Hah, I won’t hate them. I might just need a long break from them.

[Okay, now that the minor breakdown with brief philosophical interlude to reflect on globalisation is done with, let’s carry on with the account of the day’s events.]

That evening, our group (myself and the two I came from Bradford with, the three Americans, and the other two English girls we met) went out for dinner. We walked through the area called Saint-Pierre, where a lot of bars and some clubs and hordes and hordes of students are; carried on along the river, where we saw even more students doing something – either a freshers initiation or some sort of protest – and found a nice quiet place a bit farther along. As we were all trying to save money, I wouldn’t call it the height of the French dining experience – hopefully that is yet to come – but it was good food, and a good time.

It’s going to be a good year – I’m going to enjoy it. Perhaps I didn’t spend enough time during the summer anticipating this year, as I did before I came to England. It’s important for me to make up my mind that I’m going to love a place, because if I get caught off-guard (as I have, somewhat) it’s easy to descend into bitterness, but I don’t want to live like that. I will enjoy my wine and my cheese, everyone that I meet, and every bumbling mistake and crucified pronunciation on the path to fluency.

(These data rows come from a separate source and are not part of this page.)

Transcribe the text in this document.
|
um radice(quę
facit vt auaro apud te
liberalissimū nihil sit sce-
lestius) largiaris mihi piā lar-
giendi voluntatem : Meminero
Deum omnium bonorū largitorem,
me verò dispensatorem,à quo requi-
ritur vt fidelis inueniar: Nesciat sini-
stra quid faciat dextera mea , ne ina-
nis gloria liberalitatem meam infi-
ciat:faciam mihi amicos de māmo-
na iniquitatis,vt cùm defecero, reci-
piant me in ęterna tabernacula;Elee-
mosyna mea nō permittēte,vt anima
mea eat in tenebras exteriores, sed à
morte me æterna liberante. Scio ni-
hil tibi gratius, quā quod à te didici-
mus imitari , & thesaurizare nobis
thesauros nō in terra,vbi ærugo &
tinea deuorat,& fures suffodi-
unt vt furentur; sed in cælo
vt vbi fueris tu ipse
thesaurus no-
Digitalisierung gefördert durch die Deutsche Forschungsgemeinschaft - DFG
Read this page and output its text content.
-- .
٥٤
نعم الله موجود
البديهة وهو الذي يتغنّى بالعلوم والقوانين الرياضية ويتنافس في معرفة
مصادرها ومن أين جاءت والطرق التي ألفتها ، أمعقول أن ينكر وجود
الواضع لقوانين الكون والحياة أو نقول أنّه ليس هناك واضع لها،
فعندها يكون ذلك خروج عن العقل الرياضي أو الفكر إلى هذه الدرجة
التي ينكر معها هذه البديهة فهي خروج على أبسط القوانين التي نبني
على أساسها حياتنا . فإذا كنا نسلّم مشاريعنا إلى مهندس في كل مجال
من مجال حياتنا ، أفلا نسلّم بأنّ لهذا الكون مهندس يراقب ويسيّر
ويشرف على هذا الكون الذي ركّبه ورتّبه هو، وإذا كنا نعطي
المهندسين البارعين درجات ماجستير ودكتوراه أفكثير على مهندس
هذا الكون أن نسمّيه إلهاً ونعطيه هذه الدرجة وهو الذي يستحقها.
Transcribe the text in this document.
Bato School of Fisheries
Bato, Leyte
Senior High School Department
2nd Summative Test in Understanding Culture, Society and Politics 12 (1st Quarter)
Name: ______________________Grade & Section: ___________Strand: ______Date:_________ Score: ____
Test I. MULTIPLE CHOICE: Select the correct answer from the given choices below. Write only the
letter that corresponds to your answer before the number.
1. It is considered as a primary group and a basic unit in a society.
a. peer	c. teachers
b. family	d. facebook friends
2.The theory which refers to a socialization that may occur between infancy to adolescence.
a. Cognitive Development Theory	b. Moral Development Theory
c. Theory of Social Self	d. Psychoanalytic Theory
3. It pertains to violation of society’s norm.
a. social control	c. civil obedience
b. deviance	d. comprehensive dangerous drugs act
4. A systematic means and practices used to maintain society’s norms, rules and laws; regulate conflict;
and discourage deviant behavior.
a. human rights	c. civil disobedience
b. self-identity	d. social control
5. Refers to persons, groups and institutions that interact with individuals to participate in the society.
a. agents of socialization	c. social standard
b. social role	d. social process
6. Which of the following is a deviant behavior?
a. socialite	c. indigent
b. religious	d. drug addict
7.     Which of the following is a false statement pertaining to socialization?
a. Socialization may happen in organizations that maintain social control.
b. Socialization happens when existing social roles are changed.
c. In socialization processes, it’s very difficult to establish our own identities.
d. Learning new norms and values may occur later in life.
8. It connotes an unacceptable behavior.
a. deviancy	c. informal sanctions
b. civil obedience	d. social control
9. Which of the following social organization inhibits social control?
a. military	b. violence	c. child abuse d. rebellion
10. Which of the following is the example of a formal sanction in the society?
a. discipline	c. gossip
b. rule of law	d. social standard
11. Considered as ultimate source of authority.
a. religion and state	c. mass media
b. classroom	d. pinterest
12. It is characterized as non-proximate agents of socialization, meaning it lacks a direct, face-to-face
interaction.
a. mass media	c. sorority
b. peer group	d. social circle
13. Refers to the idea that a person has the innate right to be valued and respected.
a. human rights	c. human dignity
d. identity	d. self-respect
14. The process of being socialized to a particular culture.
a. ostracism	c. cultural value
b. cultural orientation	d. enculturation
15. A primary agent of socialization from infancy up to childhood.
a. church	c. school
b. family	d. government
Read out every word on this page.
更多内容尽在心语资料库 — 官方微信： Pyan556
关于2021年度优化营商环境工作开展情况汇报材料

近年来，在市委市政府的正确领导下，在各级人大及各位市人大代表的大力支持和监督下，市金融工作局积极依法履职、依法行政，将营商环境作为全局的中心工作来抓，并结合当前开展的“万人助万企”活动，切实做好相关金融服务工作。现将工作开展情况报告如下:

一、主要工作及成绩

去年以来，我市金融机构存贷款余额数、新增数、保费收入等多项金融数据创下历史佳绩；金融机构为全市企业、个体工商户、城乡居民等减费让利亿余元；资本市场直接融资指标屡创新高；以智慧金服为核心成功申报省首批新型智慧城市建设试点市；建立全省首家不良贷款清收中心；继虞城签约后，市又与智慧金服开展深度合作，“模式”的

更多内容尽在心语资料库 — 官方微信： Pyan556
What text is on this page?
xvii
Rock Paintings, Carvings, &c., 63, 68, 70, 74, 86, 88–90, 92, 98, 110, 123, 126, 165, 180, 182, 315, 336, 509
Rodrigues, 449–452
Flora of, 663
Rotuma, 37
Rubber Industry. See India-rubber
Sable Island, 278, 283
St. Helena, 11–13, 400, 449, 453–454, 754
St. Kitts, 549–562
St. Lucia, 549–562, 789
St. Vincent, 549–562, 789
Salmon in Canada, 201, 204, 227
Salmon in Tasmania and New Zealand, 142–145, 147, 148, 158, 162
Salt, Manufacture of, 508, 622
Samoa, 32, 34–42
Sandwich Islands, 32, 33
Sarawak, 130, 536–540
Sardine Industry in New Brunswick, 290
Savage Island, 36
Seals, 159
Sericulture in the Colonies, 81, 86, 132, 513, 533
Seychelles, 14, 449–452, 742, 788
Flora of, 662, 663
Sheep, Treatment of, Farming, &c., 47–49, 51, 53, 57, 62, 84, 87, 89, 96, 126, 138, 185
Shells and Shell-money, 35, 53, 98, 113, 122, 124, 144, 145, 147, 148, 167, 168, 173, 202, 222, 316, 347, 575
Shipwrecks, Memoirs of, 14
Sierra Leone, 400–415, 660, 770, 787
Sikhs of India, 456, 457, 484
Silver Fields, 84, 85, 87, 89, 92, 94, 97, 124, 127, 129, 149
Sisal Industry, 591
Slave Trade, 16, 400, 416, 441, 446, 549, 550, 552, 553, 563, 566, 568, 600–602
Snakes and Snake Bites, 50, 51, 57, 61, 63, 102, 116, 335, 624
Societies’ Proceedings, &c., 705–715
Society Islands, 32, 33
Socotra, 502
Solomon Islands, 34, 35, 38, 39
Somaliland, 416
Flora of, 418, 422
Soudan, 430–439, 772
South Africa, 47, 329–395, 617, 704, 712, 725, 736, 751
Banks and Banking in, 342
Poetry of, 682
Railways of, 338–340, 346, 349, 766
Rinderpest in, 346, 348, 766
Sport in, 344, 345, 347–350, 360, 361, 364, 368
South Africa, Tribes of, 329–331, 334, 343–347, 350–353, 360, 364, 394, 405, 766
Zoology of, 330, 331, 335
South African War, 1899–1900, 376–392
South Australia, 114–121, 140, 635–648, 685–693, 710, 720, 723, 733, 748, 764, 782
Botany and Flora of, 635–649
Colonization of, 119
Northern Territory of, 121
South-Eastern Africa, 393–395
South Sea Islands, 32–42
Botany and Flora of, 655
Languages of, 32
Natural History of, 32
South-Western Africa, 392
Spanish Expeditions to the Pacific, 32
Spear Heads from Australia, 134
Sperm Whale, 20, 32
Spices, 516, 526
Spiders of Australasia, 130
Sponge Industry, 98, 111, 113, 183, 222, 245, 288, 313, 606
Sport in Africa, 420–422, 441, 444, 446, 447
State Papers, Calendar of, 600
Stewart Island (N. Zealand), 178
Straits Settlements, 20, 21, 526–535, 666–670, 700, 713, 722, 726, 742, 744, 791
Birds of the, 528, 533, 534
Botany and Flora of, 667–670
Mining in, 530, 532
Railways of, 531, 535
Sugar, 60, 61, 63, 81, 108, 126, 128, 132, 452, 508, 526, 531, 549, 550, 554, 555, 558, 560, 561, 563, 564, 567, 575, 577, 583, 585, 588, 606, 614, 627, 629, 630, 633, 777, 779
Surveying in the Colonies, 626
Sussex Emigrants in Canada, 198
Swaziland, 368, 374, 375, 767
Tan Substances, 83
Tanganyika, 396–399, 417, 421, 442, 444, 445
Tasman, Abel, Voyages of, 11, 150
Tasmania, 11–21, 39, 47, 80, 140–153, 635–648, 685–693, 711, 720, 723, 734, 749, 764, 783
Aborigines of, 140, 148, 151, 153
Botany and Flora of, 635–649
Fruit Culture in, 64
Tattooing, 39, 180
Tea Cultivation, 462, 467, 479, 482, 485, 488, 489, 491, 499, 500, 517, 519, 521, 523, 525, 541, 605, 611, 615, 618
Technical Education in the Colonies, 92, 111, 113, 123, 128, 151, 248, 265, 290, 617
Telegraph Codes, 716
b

Oh, and I should mention – seeing as it’s probably the true cause of my improved mood – that I was able to use my US credit card to withdraw euros from an ATM on our way to the restaurant. That was such a relief. Didn’t need a chip after all, the dreadfully outdated swipe bar sufficed. Thank goodness I changed the PIN when I was able to something I can remember so we don’t have a repeat performance of Turkey! They’ll probably whack me with a massive overseas charge, and since I don’t yet have internet I haven’t seen yet what that charge is, but at least I won’t be out on the street starving. That is unless they cut off my access because it’s coming from a new overseas location. But this should get my by until the ERASMUS funds come in, which will hopefully be by the end of this week.

So today turned out to be another productive day, though no student card. I at least have a full set of bedding, which is probably the most key to my current physical and emotional well-being. That and money. Does that say something about me I don’t want to be said?